Meski begitu, kontrol yang terbaik tetaplah berasal dari orangtua. Anak jadi tak melulu dibatasi keingintahuannya, namun juga dapat memperoleh pendampingan dan arahan yang tepat. Tak hanya itu, penanaman nilai disiplin terkait waktu penggunaan gawai juga penting dilakukan. Yang lebih penting lagi, sebenarnya bukan pembatasan konten internet yang aman bagi anak, namun bagaimana anak diedukasi untuk dapat memanfaatkan teknologi dengan baik.
Konten untuk Anak
Melihat kecenderungan akses internet oleh anak yang didominasi tontonan video dan game online, rasa-rasanya anak zaman sekarang jarang menyukai aktivitas membaca. Terlebih masih minimnya media daring yang menyediakan konten khusus untuk anak-anak.
Dari berbagai situs yang ada di internet. saya hanya menemukan satu situs khusus untuk anak, yaitu media online dari majalah Bobo. Di dalamnya termuat cerita-cerita anak yang mengandung berbagai pesan moral selayaknya dalam majalah cetaknya. Tak hanya itu, banyak pula artikel terkait ilmu pengetahuan yang disesuaikan dengan pemahaman anak-anak.
Sayangnya, jika tidak diimbangi pendampingan orang tua untuk mengakses situs khusus anak, rasanya sulit bagi anak untuk terhindar dari konten negatif. Di internet banyak konten lain yang ditampilkan sangat menarik. Apalagi dengan keingintahuan anak-anak yang tinggi, namun belum memiliki kontrol diri untuk membedakan mana yang baik dan mana yang buruk, nampaknya internet bukanlah media yang tepat bagi anak di bawah umur.
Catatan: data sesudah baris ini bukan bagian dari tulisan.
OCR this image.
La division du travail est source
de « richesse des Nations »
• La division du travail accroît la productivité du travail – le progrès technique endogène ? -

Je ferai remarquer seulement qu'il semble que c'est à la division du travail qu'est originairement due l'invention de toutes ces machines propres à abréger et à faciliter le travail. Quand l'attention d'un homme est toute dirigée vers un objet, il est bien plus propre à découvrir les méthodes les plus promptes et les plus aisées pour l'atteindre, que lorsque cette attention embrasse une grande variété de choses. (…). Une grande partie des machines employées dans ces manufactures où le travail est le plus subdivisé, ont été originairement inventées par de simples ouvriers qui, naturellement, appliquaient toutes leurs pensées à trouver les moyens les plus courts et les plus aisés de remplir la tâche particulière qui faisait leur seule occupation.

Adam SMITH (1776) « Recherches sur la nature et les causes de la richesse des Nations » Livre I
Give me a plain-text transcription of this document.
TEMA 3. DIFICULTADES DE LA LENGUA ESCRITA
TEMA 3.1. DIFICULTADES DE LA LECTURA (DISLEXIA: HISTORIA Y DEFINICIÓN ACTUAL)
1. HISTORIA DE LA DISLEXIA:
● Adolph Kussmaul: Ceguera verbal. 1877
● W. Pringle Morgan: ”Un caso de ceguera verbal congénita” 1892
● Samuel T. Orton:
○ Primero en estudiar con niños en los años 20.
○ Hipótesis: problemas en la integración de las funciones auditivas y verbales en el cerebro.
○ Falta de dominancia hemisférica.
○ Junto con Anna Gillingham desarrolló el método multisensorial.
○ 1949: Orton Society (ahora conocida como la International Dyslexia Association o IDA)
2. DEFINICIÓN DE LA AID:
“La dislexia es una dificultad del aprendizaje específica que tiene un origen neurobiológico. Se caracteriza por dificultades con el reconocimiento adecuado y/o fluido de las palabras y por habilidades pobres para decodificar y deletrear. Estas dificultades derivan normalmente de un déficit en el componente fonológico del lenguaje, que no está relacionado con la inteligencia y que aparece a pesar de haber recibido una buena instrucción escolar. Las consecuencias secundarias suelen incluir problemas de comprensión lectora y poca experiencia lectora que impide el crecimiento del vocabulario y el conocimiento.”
Pengguna dewasa yang seharusnya tahu baik-buruk saja belum bisa bersikap dewasa dalam mengakses internet. Lalu pantaskah kita berharap anak-anak bawah umur -yang masih perlu bimbingan orang tua- menjadi bijak dalam mengakses konten internet?
(Oleh: Lajeng Padmaratri - Mahasiswa Ilmu Komunikasi UPN ‘Veteran’ Yogyakarta dan Pegiat Media Sosial)
Ketiga anak saya sudah mendapat akses internet jauh lebih muda dibanding saat saya mendapat akses internet.
tentunya saya selalu mendampingi mereka saat bermain dan melihat konten lainnya.
Selain itu, tentu perlu dibatasi juga waktunya, agar mereka tahu bahwa internet bukanlah segalanya :) masih ada tempat dan aktivitas lain untuk dikerjakan anak-anak..
nice artikel mba Lajeng.
Terima kasih feedback-nya. Semoga dapat memberi perspektif baru.